Targeting serum glucocorticoid-regulated kinase-1 in squamous cell carcinoma of the head and neck: a novel modality of local control

• Published in: PloS one Vol. 9; no. 12; p. e113795
• Main Authors: Berdel, Henrik O, Yin, Hongyu, Liu, Jun Yao, Grochowska, Karolina, Middleton, Christopher, Yanasak, Nathan, Abdelsayed, Rafik, Berdel, Wolfgang E, Mozaffari, Mahmood, Yu, Jack C, Baban, Babak
• Format: Journal Article
• Language: English
• Published: United States Public Library of Science 08.12.2014; Public Library of Science (PLoS)

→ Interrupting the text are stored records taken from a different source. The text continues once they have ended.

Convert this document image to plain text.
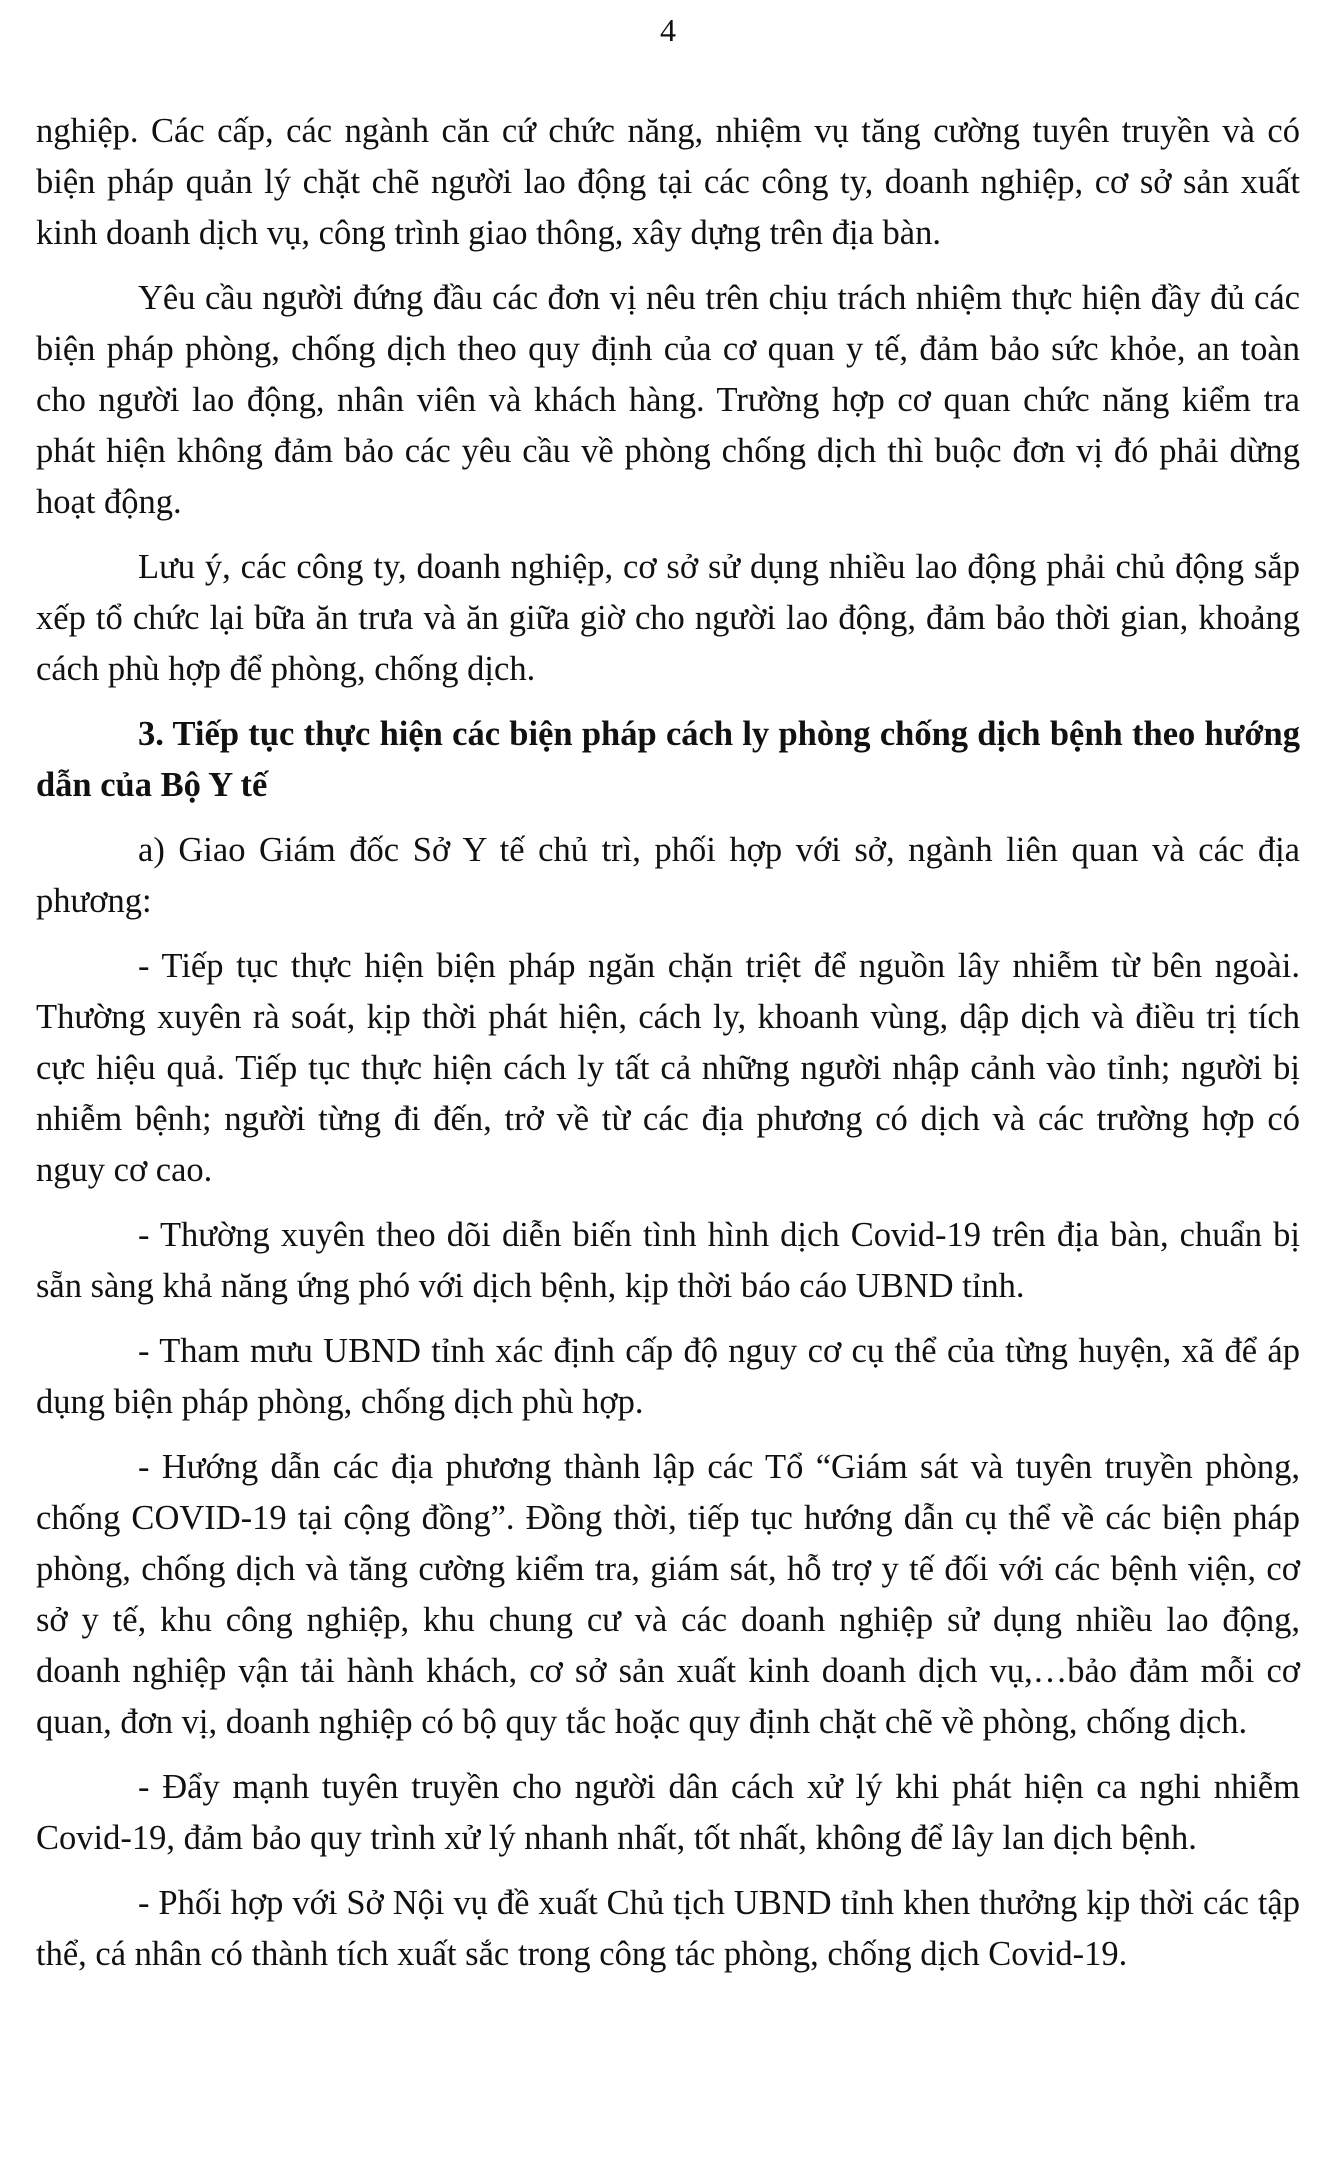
4

nghiệp. Các cấp, các ngành căn cứ chức năng, nhiệm vụ tăng cường tuyên truyền và có biện pháp quản lý chặt chẽ người lao động tại các công ty, doanh nghiệp, cơ sở sản xuất kinh doanh dịch vụ, công trình giao thông, xây dựng trên địa bàn.

Yêu cầu người đứng đầu các đơn vị nêu trên chịu trách nhiệm thực hiện đầy đủ các biện pháp phòng, chống dịch theo quy định của cơ quan y tế, đảm bảo sức khỏe, an toàn cho người lao động, nhân viên và khách hàng. Trường hợp cơ quan chức năng kiểm tra phát hiện không đảm bảo các yêu cầu về phòng chống dịch thì buộc đơn vị đó phải dừng hoạt động.

Lưu ý, các công ty, doanh nghiệp, cơ sở sử dụng nhiều lao động phải chủ động sắp xếp tổ chức lại bữa ăn trưa và ăn giữa giờ cho người lao động, đảm bảo thời gian, khoảng cách phù hợp để phòng, chống dịch.

3. Tiếp tục thực hiện các biện pháp cách ly phòng chống dịch bệnh theo hướng dẫn của Bộ Y tế

a) Giao Giám đốc Sở Y tế chủ trì, phối hợp với sở, ngành liên quan và các địa phương:

- Tiếp tục thực hiện biện pháp ngăn chặn triệt để nguồn lây nhiễm từ bên ngoài. Thường xuyên rà soát, kịp thời phát hiện, cách ly, khoanh vùng, dập dịch và điều trị tích cực hiệu quả. Tiếp tục thực hiện cách ly tất cả những người nhập cảnh vào tỉnh; người bị nhiễm bệnh; người từng đi đến, trở về từ các địa phương có dịch và các trường hợp có nguy cơ cao.

- Thường xuyên theo dõi diễn biến tình hình dịch Covid-19 trên địa bàn, chuẩn bị sẵn sàng khả năng ứng phó với dịch bệnh, kịp thời báo cáo UBND tỉnh.

- Tham mưu UBND tỉnh xác định cấp độ nguy cơ cụ thể của từng huyện, xã để áp dụng biện pháp phòng, chống dịch phù hợp.

- Hướng dẫn các địa phương thành lập các Tổ “Giám sát và tuyên truyền phòng, chống COVID-19 tại cộng đồng”. Đồng thời, tiếp tục hướng dẫn cụ thể về các biện pháp phòng, chống dịch và tăng cường kiểm tra, giám sát, hỗ trợ y tế đối với các bệnh viện, cơ sở y tế, khu công nghiệp, khu chung cư và các doanh nghiệp sử dụng nhiều lao động, doanh nghiệp vận tải hành khách, cơ sở sản xuất kinh doanh dịch vụ,…bảo đảm mỗi cơ quan, đơn vị, doanh nghiệp có bộ quy tắc hoặc quy định chặt chẽ về phòng, chống dịch.

- Đẩy mạnh tuyên truyền cho người dân cách xử lý khi phát hiện ca nghi nhiễm Covid-19, đảm bảo quy trình xử lý nhanh nhất, tốt nhất, không để lây lan dịch bệnh.

- Phối hợp với Sở Nội vụ đề xuất Chủ tịch UBND tỉnh khen thưởng kịp thời các tập thể, cá nhân có thành tích xuất sắc trong công tác phòng, chống dịch Covid-19.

• Subjects: Animals; Antineoplastic Agents - administration & dosage; Antineoplastic Agents - pharmacology; Apoptosis; Biology and Life Sciences; Carcinoma, Squamous Cell - drug therapy; Carcinoma, Squamous Cell - metabolism; Carcinoma, Squamous Cell - pathology; Caspases - metabolism; CD44 antigen; Cell Death; Cell Line, Tumor; Cisplatin; Cisplatin - administration & dosage; Cisplatin - pharmacology; Colon; Colon cancer; Comparative analysis; Disease Models, Animal; Experimental design; Glucocorticoids; Growth rate; Head; Head & neck cancer; Head and neck cancer; Head and Neck Neoplasms - drug therapy; Head and Neck Neoplasms - metabolism; Head and Neck Neoplasms - pathology; Health aspects; Humans; Immediate-Early Proteins - antagonists & inhibitors; Inhibition; Inhibitors; Medicine and Health Sciences; Mice; Neoplastic Stem Cells - drug effects; Neoplastic Stem Cells - metabolism; Palliation; Prostate cancer; Protein Kinase Inhibitors - administration & dosage; Protein Kinase Inhibitors - pharmacology; Protein-Serine-Threonine Kinases - antagonists & inhibitors; Receptor, ErbB-2 - metabolism; Squamous cell carcinoma; Squamous Cell Carcinoma of Head and Neck; Stem cell transplantation; Stem cells; Steroids (Organic compounds); Tumor Burden - drug effects; Tumor cells; Tumorigenicity; Tumors; Variance analysis; Xenograft Model Antitumor Assays; United States > US; Georgia
• ISSN: 1932-6203; 1932-6203
• DOI: 10.1371/journal.pone.0113795

The inhibition of serum glucocorticoid-regulated kinase-1 (SGK-1) has been found to decrease growth of colon and prostate cancer cells. The purpose of this study is to evaluate the therapeutic effect of SGK-1 inhibition in head and neck squamous cell carcinoma (SCC). Human head and neck tumors (HTB41/43) were established in athymic mice. Growth rates between mice treated with vehicle (PBS) injection (group 1, n = 5), SGK-1 Inhibitor GSK 650394 (group 2, n = 6), systemic cisplatin (group 3, n = 6), and a combination of SGK-1 Inhibitor and cisplatin (group 4, n = 6) were compared using repeated measures one-way ANOVA with Newman-Keuls Multiple Comparison Test. Tumor cells were subsequently submitted to further analyses. At the end of the experiment mean tumor sizes were 122.33+/-105.86, 76.73+/-36.09, 94.52+/-75.92, and 25.76+/-14.89 mm2 (mean +/- SD) for groups 1 to 4. Groups 2 and 3 showed decreased tumor growth compared to controls (p<0.001). Group 4 displayed even greater growth suppression (p<0.0001). Importantly, group 4 fared better than group 3 (p<0.001). CD44 expression was reduced in group 2 (p<0.05), and to an even greater extent in groups 3 and 4 (p<0.0025). A trend towards reduction of HER 2 expression was noted in group 4. SGK-1 inhibition suppresses tumor growth, and in combination with systemic cisplatin exceeds the effect of cisplatin alone. Decreased expression of CD44 and HER 2 implies depletion of tumor stem cells, and less tumorigenicity. SGK-1 inhibition represents a potential modality of local control for palliation in advanced cases.